Burlett had kept track of the “pond record,” according to court documents, which was broken in 2021 when 118 wood ducks came in and the poachers killed 43 in a single day. Burlett included this statistic in a text message he sent Eric Scott in late September — the same day that one of his trail cameras captured him dumping buckets of corn into the pond.

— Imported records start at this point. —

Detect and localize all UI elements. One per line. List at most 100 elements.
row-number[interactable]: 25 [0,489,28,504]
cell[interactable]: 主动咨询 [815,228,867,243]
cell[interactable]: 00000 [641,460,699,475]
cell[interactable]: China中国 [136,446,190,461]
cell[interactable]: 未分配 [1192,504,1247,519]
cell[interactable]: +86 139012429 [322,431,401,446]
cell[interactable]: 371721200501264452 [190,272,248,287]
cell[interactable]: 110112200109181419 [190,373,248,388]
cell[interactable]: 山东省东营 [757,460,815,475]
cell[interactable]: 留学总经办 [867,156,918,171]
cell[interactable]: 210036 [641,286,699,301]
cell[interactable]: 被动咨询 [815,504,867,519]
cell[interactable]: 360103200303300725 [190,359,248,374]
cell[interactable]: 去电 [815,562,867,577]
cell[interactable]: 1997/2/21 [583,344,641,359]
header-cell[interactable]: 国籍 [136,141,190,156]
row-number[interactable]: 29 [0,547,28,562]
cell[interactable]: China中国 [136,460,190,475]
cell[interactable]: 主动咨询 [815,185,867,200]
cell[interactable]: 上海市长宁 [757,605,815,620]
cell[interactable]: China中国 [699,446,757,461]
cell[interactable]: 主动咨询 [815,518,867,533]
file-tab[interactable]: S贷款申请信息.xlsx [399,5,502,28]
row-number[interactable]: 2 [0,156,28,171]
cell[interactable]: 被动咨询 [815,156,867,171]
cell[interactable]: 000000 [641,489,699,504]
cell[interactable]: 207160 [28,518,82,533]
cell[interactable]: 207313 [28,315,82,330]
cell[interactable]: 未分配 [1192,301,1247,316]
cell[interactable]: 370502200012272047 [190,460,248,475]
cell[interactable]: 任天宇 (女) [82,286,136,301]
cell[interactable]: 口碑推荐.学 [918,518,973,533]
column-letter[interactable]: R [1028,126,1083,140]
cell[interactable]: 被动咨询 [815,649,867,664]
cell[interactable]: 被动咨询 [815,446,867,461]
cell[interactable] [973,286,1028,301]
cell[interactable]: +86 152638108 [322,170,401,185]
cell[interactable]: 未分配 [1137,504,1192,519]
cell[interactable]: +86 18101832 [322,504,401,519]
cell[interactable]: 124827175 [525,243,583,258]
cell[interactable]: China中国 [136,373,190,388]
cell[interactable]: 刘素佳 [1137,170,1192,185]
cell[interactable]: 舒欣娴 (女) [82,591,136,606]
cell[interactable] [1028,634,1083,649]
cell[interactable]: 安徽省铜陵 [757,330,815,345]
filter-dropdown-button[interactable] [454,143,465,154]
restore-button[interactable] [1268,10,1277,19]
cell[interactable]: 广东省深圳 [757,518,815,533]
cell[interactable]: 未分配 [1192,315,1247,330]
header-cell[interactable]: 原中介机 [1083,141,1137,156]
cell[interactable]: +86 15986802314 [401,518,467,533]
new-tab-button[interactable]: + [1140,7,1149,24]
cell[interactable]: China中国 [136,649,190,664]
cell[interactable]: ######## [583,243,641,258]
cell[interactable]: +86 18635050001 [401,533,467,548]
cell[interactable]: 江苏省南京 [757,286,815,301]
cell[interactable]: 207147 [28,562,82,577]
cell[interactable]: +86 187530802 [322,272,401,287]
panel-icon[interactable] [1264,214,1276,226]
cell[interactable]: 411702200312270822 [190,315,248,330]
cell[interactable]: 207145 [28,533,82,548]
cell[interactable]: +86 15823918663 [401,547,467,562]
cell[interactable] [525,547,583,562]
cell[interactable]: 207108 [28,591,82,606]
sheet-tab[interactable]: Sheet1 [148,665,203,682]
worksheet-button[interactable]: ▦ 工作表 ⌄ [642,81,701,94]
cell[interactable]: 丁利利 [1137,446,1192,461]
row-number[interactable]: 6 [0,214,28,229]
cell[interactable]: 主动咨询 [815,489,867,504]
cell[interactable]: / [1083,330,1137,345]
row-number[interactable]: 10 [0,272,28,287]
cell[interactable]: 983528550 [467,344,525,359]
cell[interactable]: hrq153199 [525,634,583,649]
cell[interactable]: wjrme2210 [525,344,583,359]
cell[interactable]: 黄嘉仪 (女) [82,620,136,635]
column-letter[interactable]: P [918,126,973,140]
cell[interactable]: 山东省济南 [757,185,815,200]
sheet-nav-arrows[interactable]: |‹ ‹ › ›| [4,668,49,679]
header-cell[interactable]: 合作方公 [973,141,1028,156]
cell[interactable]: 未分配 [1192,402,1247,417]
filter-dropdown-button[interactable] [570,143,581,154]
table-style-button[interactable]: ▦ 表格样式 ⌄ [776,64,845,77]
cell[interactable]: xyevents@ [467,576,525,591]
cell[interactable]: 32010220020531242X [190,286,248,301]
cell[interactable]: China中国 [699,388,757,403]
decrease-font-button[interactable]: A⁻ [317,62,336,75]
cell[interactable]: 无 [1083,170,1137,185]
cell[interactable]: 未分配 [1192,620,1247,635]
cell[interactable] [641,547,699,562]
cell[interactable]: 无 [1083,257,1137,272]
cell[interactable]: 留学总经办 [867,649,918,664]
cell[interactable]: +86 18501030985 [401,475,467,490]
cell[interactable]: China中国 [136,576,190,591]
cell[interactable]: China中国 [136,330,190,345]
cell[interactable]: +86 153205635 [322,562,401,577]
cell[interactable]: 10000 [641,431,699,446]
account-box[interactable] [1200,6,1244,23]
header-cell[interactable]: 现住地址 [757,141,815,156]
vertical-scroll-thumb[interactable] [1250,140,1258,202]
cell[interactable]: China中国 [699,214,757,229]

A week later Burlett texted Young, the taxidermist from Maryland, to inform him that whether Young wanted to get a Virginia license or not was up to him, but that he was “almost a mile off the road,” that Burlett had “been doing this for 16 year[s],” that he “lock[s] the gate to the farm so no one can get in,” and that it’s “a pretty safe location.” (This detail appears to contradict Burlett’s interview with officers, during which he said Young didn’t know the pond was baited.) On Oct. 7, the group killed their first batch of birds and posed for the picture that would ultimately lead to their conviction. A woman, most likely Burlett’s wife according to sources, and children were also in the photo.
More texts with Young revealed that the party had killed 91 ducks in two days, which Burlett referred to as “carnage” in a social media post with a photo of dead ducks in the water, and that they were going back in again on Oct. 10 while the ducks were still “fucked up and confused, and hungry.” A photo from Oct. 10 showed the same core group of men with an additional 16 ducks.
Later in the month on youth day, Burlett let his son shoot the baited pond. His son killed one duck.
“This was nothing but a slaughter pen on a pond,” Goszka says. “You can almost tell by the stuff they’re putting out there what kind of hunters they are. These people are serial killers of wildlife, and those are the ones we want to go after. That small percentage is making a huge impact on a [bird] population and taking away from hunters who are really doing it right.”